Warum landeten von drei jungen Fußballtalenten zwei in der Nationalmannschaft und der dritte im Knast? Und was sagt das über unsere Gesellschaft aus? Diesen Fragen ist der Sportreporter Michael Horeni nachgegangen. Pünktlich zur Fußball-EM hat er ein bemerkenswertes Buch vorgelegt: „Die Brüder Boateng“.
Am U-Bahnhof Pankstraße in Berlin-Wedding lungern schon am Nachmittag einige abgehalfterte Biertrinker herum. Der kurze Weg zum Fußballkäfig führt an Dönerläden, einem Automatencasino und einem Pfandleihhaus vorbei. Hier haben sie also das Fußballspielen gelernt: Die Brüder Boateng.

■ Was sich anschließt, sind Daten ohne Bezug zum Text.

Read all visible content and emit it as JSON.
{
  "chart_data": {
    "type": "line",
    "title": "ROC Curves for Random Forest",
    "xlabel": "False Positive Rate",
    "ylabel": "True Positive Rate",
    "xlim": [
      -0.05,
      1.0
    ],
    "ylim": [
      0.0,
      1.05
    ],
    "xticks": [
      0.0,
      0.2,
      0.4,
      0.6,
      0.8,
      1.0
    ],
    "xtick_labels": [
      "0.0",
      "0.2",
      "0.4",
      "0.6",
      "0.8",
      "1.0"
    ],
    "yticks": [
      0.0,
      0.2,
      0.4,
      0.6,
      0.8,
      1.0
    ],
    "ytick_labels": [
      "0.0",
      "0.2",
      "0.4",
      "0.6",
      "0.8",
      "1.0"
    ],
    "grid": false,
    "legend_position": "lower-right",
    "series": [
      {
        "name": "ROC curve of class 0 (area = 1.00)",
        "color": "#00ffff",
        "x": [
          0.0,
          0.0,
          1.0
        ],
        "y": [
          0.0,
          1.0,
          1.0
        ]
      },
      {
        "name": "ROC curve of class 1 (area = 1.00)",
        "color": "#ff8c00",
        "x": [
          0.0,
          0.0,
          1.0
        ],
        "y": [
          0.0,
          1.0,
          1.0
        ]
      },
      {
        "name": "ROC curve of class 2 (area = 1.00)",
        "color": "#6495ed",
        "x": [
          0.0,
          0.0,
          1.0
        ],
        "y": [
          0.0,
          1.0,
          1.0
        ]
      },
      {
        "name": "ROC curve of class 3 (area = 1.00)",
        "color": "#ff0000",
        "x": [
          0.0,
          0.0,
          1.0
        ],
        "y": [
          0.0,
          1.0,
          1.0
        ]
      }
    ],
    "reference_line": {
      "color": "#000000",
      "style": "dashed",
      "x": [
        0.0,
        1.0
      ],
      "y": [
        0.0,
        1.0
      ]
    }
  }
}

Wäre Jerome Boateng nicht prominent, würde er in dieser Gegend kaum auffallen. Er trägt eine tief sitzende Jeanshose, einen grauen Kapuzenpullover und ein beschriftetes Basecap. Doch Boateng ist Fußballstar und spielt in der deutschen Nationalmannschaft. Er ist umringt von einer Gruppe aufgeregter Kinder, die laut seinen Namen rufen und um Autogramme bitten.
Mehr als nur eine Fußballer-Biografie
Kurz vor dem Start der Europameisterschaft ist Boateng noch einmal an den Ort zurückgekehrt, an dem seine Karriere begonnen hat: An den unscheinbaren Bolzplatz neben der Weddinger Bezirksbibliothek. Er ist hier, um ein Buch vorzustellen: „Die Brüder Boateng“. Geschrieben hat es der FAZ-Journalist Michael Horeni. Es ist ein bemerkenswertes Buch, das sich angenehm aus der Masse inhaltsleerer Fußballer-Biografien abhebt. Denn Horeni vergleicht drei sehr unterschiedliche Lebensläufe und wirft die Frage auf, was sie über unsere Gesellschaft aussagen.
Die Brüder Boateng, das sind Jerome und seine beiden Halbbrüder Kevin und George. Die drei haben denselben, aus Ghana stammenden Vater. Und sie alle verbrachten früher ihre Freizeit in diesem kleinen grünen Fußballkäfig an der Panke in Berlin-Wedding. Heute gilt Jerome als Musterbeispiel für gelungene Integration und begeistert die Fans der deutschen „Internationalelf“. Auch Kevin wollte deutscher Nationalspieler werden. Doch ihm hängt ein Rüpel-Image an, das ihn hierzulande auf dem Weg nach oben bremste. Stattdessen debütierte er 2010 für die ghanaische Auswahl. Das Talent für eine Profifußballkarriere hätte wohl auch George gehabt. Doch er musste feststellen, dass das allein nicht reicht.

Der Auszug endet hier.